Network topology
We provide three Delivery Methods:
- Dedicated public VPC (recommended)
- Dedicated private VPC
- Existing VPC
We recommend using the Dedicated public VPC or Dedicated private VPC delivery method for two reasons. First, in our opinion, you should isolate the network used by bucketAV to scan potentially infected files from any other networks. Second, the complexity of setting up bucketAV increases when choosing the Existing VPC delivery method.
Dedicated public VPC
VPC is managed by bucketAV. Scan Fleet runs in public subnets.
- VPC
- CIDR
10.0.0.0/16
- Flow Logs turned on.
- Internet Gateway
- CIDR
- Two public subnets
- NACLs allow inbound port 22 (SSH) restricted to CIDR defined in the SSHIngressCidrIp configuration parameter and high ports.
- NACLs allow outbound port 80 (Amazon Linux 2 repo), 443 (AWS API, virus database), and high ports.
- Public IP address
- Security group
- Allow inbound port 22 restricted to CIDR defined in the SSHIngressCidrIp configuration parameter.

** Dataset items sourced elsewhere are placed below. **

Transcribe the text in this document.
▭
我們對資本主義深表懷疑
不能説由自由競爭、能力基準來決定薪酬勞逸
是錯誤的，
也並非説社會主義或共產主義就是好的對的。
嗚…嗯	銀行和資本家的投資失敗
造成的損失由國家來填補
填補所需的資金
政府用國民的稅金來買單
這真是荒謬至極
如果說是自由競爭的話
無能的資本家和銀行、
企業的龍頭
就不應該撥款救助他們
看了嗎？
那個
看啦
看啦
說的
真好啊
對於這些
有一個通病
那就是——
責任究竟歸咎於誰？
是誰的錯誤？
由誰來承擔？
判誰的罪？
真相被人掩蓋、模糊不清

- Allow outbound ports 80 and 443.
Dedicated private VPC
VPC is managed by bucketAV. Scan Fleet runs in private subnets.
- VPC
- CIDR
10.0.0.0/16
- Flow Logs turned on.
- Internet Gateway
- NAT Gateway
- CIDR
- Two public subnets
- NACLs allow inbound ports 80 (Amazon Linux 2 repo) and 443 (AWS API, virus database) inside VPC, as well as high ports (required by NAT Gateway).
- NACLs allow outbound ports 80, 443, as well as high ports inside VPC (required by NAT Gateway).
- Two private subnets
- NACLs allow inbound port 22 (SSH) restricted to CIDR defined in the SSHIngressCidrIp configuration parameter, 443 inside VPC, as well as high ports (required by NAT Gateway).
- NACLs allow outbound ports 80, 443, as well as high ports inside VPC plus CIDR defined in the SSHIngressCidrIp configuration parameter.
- Gateway VPC Endpoints for S3
- Interface VPC Endpoints for SNS, and SQS
- Security group is restricted to traffic from scanners only.
- Security group
- Allow inbound port 22 restricted to CIDR defined in the SSHIngressCidrIp configuration parameter.
- Allow outbound ports 80 and 443.
Existing VPC
VPC is managed by the customer. The VPC must fulfill specific requirements defined in the Existing VPC Network Guide.
- Public IP address (can be turned of via the AssociatePublicIpAddress configuration parameter).
- Security group
- Allow inbound port 22 (SSH) restricted to CIDR defined in the SSHIngressCidrIp configuration parameter.
- Allow outbound ports 53 (DNS), 80 (Amazon Linux 2 repo) and 443 (AWS API, virus database).